We saw it when The Hole became a worldwide phenomenon at the beginning of the pandemic. Or whenBelow zero He gave the note on social networks with many international users commenting on the thriller starring Javier Gutiérrez, or The Innocent, who did the same with Mario Casas. Even more recently when lies found its niche despite being a remake of a popular British series and having previously been broadcast on Antena 3 or, without going any further, entrevías, the Telecinco series starring José Coronado that we also saw amassing followers in English-speaking countries. Moreover, I am convinced that Pálpito, the Latin American production with a slight thriller tone but with a telenovela air, touched off this phenomenon. Because although in Spanish-speaking countries it could have benefited from the “boom” of soap operas, in other territories it would have won the easy “click” for being shown as a thriller in Spanish.

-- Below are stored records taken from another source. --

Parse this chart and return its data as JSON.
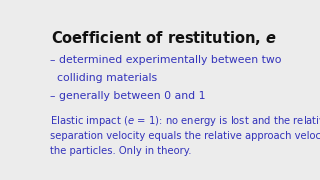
{
  "background_color": "#ececec",
  "title_regular": "Coefficient of restitution, ",
  "title_italic": "e",
  "title_fontsize": 10.5,
  "title_color": "#111111",
  "bullet_color": "#3333bb",
  "bullet_fontsize": 7.8,
  "bullet1_line1": "– determined experimentally between two",
  "bullet1_line2": "  colliding materials",
  "bullet2": "– generally between 0 and 1",
  "elastic_color": "#3333bb",
  "elastic_fontsize": 7.2,
  "elastic_prefix": "Elastic impact (",
  "elastic_e": "e",
  "elastic_suffix": " = 1):",
  "elastic_body": " no energy is lost and the relative\nseparation velocity equals the relative approach velocity of\nthe particles. Only in theory."
}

Who would have thought a few years ago that Spanish series would have such a prominent role in the thriller universe? When the national series only traveled through open television, and for the most part squeezing comedy to the fullest and without deep stories. But consumption has changed and the Spanish industry has been able to adapt until it found this infallible niche.

In short, La casa de papel will have laid the foundations of this trust for the Spanish thriller. However, hits such as El Hoyo, Bajocero, El Inocente or Entrevías continued to build this bridge between the foreign-speaking audience and the nationally produced genre, creating this new conception of associating the Spanish thriller with a recommendable bet that now benefits from straight way to The Longest Night . And while it only seems to happen in Netflix, the national industry has an important gap to analyze and make the most of.

Ashley Johnson
Ashley Johnson is the lead reporter for Globe Live Media on things related to Astrology, Lifestyle and Music. Being a fitness enthusiast, her background involves growing up in Beverly Hills, where She often interacts with famous Artists and also talks about their ways for a Healthy Lifestyle. She is in fact a profound Yoga student. You can be well assured about the authenticity and quality of Lifestyle, Health, and Music reports published by her.